Als Leitwerte hier eine Tabelle, in der man das Kostenrisiko für einige Streitwerte finden kann. Ist der Streitwert nicht enthalten, so gilt der aufgerundete nächste Wert (außer bei EUR 50.000. Der hat nur beispielhaften Charakter für durchschnittliche Mietverfahren).

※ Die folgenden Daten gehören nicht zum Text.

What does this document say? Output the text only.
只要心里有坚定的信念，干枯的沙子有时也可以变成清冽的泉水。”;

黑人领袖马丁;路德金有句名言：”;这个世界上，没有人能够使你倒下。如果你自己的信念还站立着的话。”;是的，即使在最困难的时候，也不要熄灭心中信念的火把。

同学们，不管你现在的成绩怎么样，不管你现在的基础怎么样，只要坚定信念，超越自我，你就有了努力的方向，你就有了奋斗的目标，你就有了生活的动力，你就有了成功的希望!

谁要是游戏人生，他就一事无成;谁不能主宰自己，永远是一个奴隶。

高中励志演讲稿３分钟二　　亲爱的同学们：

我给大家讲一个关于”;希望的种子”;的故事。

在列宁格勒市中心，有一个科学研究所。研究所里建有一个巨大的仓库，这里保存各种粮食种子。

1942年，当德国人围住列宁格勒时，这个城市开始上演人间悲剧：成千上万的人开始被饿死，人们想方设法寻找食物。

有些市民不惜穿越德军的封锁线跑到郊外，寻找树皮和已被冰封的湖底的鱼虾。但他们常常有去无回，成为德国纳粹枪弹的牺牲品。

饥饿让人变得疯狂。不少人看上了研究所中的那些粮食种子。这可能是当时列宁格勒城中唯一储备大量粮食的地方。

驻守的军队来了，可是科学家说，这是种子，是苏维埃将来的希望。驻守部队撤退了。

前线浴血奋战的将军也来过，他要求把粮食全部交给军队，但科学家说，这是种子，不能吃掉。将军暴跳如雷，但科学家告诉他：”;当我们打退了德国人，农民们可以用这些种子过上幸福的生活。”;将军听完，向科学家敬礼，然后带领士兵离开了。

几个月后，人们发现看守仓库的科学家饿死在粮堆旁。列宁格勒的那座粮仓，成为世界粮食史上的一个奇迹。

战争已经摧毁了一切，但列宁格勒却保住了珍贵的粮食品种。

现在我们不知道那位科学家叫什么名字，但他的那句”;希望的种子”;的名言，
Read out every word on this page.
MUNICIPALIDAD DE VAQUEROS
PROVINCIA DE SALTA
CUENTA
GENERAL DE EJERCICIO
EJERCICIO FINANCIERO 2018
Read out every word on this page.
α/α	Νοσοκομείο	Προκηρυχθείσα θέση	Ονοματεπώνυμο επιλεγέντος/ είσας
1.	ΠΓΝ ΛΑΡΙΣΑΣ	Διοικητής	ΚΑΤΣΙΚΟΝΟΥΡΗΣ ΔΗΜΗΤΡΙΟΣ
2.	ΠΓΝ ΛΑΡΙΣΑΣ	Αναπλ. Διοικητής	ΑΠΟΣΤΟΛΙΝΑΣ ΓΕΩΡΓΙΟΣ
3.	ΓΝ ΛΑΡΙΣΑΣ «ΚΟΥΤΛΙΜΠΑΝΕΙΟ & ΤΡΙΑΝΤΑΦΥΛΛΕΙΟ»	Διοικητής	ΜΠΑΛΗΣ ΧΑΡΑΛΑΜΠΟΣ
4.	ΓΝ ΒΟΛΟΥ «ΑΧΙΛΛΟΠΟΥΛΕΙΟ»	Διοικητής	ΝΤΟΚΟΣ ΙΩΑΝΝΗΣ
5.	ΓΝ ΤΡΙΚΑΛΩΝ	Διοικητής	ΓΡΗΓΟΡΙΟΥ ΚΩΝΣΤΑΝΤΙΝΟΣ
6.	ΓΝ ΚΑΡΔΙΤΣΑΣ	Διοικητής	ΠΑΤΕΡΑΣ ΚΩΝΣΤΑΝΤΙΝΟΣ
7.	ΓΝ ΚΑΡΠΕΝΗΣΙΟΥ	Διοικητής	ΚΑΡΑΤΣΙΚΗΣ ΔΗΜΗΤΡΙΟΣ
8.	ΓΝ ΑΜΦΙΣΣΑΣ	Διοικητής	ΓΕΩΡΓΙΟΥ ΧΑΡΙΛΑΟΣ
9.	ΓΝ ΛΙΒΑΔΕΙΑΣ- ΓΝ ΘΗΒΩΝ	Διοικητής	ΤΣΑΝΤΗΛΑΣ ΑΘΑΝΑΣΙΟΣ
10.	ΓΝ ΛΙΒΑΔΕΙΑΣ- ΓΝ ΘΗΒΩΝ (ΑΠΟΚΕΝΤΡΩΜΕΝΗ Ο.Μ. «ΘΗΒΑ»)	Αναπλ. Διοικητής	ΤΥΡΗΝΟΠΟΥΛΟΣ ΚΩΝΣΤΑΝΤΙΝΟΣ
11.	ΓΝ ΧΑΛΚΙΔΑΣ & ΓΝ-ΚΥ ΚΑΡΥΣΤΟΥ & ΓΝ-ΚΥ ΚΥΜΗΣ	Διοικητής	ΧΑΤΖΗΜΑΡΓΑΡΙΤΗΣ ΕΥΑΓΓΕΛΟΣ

| Streitwert | Anwaltskosten | Gerichts- | 1.Instanz | 2. Instanz | ||||
| in EUR | (10/10) | kosten | Ohne Beweis | Mit Beweis | Mit Vergleich | Ohne Beweis | Mit Beweis | Mit Vergleich |
| 300 | 25 | 25 | 208 | 275 | 342 | 286 | 373 | 459 |
| 600 | 45 | 35 | 345 | 465 | 569 | 470 | 611 | 747 |
| 900 | 65 | 45 | 482 | 634 | 785 | 641 | 837 | 1033 |
| 1200 | 85 | 55 | 606 | 803 | 1000 | 807 | 1063 | 1319 |
| 1500 | 105 | 65 | 729 | 972 | 1216 | 972 | 1289 | 1606 |
| 2000 | 133 | 73 | 883 | 1191 | 1500 | 1177 | 1578 | 1979 |
| 2500 | 161 | 81 | 1036 | 1410 | 1783 | 1382 | 1868 | 2353 |
| 3000 | 189 | 89 | 1190 | 1629 | 2067 | 1587 | 2157 | 2727 |
| 3500 | 217 | 97 | 1344 | 1848 | 2351 | 1792 | 2446 | 3101 |
| 4000 | 245 | 105 | 1498 | 2067 | 2635 | 1997 | 2736 | 3475 |
| 4500 | 273 | 113 | 1652 | 2285 | 2919 | 2202 | 3025 | 3848 |
| 5000 | 301 | 121 | 1806 | 2504 | 3203 | 2407 | 3314 | 4222 |
| 6000 | 338 | 136 | 2023 | 2807 | 3591 | 2697 | 3717 | 4736 |
| 7000 | 375 | 151 | 2239 | 3109 | 3979 | 2988 | 4119 | 5250 |
| 8000 | 412 | 166 | 2456 | 3412 | 4368 | 3279 | 4521 | 5764 |
| 9000 | 449 | 181 | 2673 | 3714 | 4756 | 3569 | 4923 | 6278 |
| 10000 | 486 | 196 | 2889 | 4017 | 5144 | 3860 | 5326 | 6792 |
| 13000 | 526 | 219 | 3144 | 4364 | 5585 | 4205 | 5791 | 7378 |
1. Alle Risikowerte sind auf ganze EUR gerundet.
2. Es wurden jeweils 3 Gerichtsgebühren unabhängig vom Beweisverfahren oder Vergleich kalkuliert.
3. In den neuen Bundesländern verringern sich Anwahlts und Gerichtsgebühren um 10% gegenüber den obigen Werten, ergo auch die Risikowerte
Noch eleganter geht dies mit dem Java-Applet von Franz Dimbeck:
Beispiel. Der Vermieter klagt nach dem Auszug des Mieters auf Schadenersatz, weil die Wohnung unterwohnt wurde, keine turnusmäßige Renovierung durchgeführt wurde, diverse Einrichtungsgegenstände entwendet wurden und Wände und Treppenstufen arg gelitten hätten. Die Streitwert beträgt EUR 6.850 (in der Klagesumme fehlt dann die Kaution, welche einbehalten werden soll). Das Kostenrisiko beläuft sich auf EUR 3.109 (Zeile für EUR 7.000 Streitwert) für die erste Instanz, wenn keine der Parteien einem Vergleich zustimmt. Die zweite Instanz kostet nochmal EUR 2.988, wenn keine neuen Beweise eingebracht werden. Verliert der Vermieter, so hat er Kosten von EUR 6.097 zu tragen. Verliert er nur zu 95% (also ihm werden 5% = EUR 305 zugesprochen) so zahlt er noch 95% der Kosten, also EUR 5.792 und macht damit einen Verlust von EUR 5.487. Eigentlich zahlt der Vermieter hier immer drauf, wenn er nicht mehr als 49% zugesprochen bekommt. In erster Instanz reichen ihm nur 33%.